That would suggest, for example, that this type of validators would be deferred until data is provided.

nbaju1 commented 2 weeks ago

Its the Validator class that is used to validate an object, which only receives the object it self, not the full yaml file. So this can't be solved by simply introducing a new validator.

idantene commented 2 weeks ago

Of course this would require a bit more complicated implementation (i.e. not simply subclassing the Validator class). That shouldn't be a problem though.

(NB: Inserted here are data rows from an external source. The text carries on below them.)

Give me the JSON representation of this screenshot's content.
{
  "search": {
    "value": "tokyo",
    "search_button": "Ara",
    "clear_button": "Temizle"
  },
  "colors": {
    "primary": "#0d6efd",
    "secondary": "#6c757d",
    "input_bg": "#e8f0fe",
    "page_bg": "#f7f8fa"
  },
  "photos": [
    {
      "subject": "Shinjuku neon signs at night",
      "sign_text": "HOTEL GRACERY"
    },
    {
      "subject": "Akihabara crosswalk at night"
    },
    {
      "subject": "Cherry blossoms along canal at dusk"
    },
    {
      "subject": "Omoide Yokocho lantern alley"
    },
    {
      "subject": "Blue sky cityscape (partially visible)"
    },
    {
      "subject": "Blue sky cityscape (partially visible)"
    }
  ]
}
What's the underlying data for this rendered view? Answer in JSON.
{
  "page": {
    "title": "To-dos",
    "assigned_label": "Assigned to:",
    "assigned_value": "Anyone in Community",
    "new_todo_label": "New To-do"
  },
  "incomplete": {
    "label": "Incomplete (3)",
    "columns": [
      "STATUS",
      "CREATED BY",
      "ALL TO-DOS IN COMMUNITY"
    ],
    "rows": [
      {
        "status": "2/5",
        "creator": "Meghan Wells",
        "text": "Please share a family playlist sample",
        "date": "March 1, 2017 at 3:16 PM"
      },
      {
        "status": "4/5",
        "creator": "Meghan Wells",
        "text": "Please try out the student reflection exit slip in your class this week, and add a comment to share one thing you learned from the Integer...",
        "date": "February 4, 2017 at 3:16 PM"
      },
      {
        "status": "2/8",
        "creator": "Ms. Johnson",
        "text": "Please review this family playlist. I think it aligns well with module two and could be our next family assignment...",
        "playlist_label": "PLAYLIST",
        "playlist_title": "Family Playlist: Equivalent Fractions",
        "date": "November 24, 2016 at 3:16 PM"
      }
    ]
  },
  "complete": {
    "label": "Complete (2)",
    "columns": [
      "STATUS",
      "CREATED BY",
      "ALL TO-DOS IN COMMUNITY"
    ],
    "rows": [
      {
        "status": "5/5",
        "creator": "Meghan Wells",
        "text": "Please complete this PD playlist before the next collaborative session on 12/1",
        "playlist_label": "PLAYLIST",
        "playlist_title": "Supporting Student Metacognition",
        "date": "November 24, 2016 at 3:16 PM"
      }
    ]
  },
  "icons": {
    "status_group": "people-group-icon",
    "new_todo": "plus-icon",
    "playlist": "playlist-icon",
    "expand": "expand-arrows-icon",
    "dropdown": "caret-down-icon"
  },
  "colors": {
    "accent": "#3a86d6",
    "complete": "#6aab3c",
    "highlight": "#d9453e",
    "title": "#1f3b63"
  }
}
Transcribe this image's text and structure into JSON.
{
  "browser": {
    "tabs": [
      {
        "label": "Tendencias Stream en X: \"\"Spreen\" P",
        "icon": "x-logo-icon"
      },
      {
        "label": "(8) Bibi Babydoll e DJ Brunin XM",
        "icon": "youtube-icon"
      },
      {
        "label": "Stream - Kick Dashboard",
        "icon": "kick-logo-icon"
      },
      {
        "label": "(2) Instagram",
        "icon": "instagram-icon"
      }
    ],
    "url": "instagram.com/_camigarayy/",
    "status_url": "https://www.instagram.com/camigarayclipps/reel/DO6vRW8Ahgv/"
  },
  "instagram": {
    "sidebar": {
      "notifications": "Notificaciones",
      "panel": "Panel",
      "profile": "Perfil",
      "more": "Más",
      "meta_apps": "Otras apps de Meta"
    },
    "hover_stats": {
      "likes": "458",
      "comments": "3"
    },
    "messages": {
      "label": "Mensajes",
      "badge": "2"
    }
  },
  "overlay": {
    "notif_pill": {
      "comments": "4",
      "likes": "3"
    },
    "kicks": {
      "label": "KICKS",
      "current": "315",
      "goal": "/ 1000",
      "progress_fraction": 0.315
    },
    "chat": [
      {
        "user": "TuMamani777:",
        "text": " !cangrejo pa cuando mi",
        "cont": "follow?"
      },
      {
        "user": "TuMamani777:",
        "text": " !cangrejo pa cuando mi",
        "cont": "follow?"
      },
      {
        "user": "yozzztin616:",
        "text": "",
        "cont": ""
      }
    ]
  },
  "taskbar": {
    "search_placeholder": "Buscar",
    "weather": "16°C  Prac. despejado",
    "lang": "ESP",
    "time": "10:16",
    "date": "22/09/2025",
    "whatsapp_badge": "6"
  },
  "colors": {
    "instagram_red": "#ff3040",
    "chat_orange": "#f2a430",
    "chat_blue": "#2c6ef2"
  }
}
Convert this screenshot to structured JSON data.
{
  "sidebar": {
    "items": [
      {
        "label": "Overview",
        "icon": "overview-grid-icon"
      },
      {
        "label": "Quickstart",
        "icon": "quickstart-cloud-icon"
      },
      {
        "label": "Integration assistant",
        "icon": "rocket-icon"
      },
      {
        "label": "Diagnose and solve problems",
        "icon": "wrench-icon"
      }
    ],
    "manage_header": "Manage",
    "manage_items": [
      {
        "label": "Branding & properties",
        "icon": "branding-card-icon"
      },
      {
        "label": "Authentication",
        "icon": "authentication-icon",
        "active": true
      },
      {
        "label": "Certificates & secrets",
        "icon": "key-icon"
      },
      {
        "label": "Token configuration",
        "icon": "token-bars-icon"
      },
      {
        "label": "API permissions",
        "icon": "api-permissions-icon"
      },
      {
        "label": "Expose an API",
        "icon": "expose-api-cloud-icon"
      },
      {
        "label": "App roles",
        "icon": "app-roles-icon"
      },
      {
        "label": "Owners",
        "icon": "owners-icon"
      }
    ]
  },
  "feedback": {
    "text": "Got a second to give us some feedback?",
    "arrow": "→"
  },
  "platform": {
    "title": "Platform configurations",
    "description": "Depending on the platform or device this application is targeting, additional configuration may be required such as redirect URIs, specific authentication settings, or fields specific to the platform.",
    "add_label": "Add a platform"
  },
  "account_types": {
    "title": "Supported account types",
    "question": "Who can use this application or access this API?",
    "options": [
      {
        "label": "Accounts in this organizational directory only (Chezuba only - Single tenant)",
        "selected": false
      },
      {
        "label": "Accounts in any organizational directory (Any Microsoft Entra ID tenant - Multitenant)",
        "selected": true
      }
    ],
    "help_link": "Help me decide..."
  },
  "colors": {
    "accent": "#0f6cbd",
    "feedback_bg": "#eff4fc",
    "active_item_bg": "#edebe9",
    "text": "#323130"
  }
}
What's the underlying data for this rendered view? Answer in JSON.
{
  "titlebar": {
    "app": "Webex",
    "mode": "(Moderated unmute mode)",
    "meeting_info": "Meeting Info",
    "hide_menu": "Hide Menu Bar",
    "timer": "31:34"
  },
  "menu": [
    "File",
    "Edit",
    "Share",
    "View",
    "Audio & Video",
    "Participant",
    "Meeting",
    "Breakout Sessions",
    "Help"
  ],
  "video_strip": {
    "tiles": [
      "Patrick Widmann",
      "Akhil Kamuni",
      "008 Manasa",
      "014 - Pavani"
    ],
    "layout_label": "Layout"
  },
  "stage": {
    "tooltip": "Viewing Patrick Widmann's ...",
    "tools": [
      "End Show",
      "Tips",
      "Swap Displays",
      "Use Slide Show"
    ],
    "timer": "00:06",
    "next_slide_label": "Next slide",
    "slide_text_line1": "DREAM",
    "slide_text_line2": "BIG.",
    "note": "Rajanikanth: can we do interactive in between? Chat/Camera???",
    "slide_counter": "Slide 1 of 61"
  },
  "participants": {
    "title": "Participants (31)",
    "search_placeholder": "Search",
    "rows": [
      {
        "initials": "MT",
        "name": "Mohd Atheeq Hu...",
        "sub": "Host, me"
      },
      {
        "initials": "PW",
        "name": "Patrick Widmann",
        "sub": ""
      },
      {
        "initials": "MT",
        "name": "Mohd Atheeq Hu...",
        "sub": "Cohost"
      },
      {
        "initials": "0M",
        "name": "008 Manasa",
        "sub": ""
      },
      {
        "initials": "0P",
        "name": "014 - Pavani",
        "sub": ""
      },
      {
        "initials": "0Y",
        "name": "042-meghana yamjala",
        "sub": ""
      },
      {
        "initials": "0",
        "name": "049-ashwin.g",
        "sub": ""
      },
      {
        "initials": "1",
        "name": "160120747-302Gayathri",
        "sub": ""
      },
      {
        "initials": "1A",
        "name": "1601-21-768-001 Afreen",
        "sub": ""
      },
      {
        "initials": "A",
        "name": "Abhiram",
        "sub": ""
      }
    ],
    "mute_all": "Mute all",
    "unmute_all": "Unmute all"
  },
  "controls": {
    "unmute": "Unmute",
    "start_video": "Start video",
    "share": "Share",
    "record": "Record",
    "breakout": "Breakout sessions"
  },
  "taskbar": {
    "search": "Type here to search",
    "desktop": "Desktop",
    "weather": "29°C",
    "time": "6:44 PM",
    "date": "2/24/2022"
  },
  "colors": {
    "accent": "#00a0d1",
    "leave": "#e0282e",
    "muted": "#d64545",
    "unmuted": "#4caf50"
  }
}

If I understand correctly, the full flow is as follows:

  1. Create a dictionary of validators in Schema (method _process_schema returns a dictionary which is then assigned to self._schema).
  2. Calls to Schema.validate pass the full YAML data content.
  3. The validate method passes the dictionary self._schema, which then winds down to _validate_static_map_list method.
  4. In _validate_static_map_list, the keys of the data and the keys of the validator map are compared. If they mismatch, an error is raised. If they do match, we start iterating on a per-key basis by passing along the sub_validator, the key, and again, the full YAML data, to _validate_item.
  5. Finally, in _validate_item, we try to pull the relevant data-item from the full (or parent, since it recurses down eventually) YAML content, and then call _validate with the validator and data-item.

So, my suggestion would then be to allow a deferment of validators at a higher level here. For example, a Validator could help a boolean is_deferred, in which case, we do not attempt to pull the specific data-item from the YAML content, but rather pass along either the parent/full YAML data, depending on the reference type, for example.

abourree commented 2 weeks ago

Hi,

Five years ago, I propose two new Validators in #82 that may answer your need. My PR was refused because leaders doesn't want dynamics schema. In some way that's a good practice to have static shema.

Arnaud.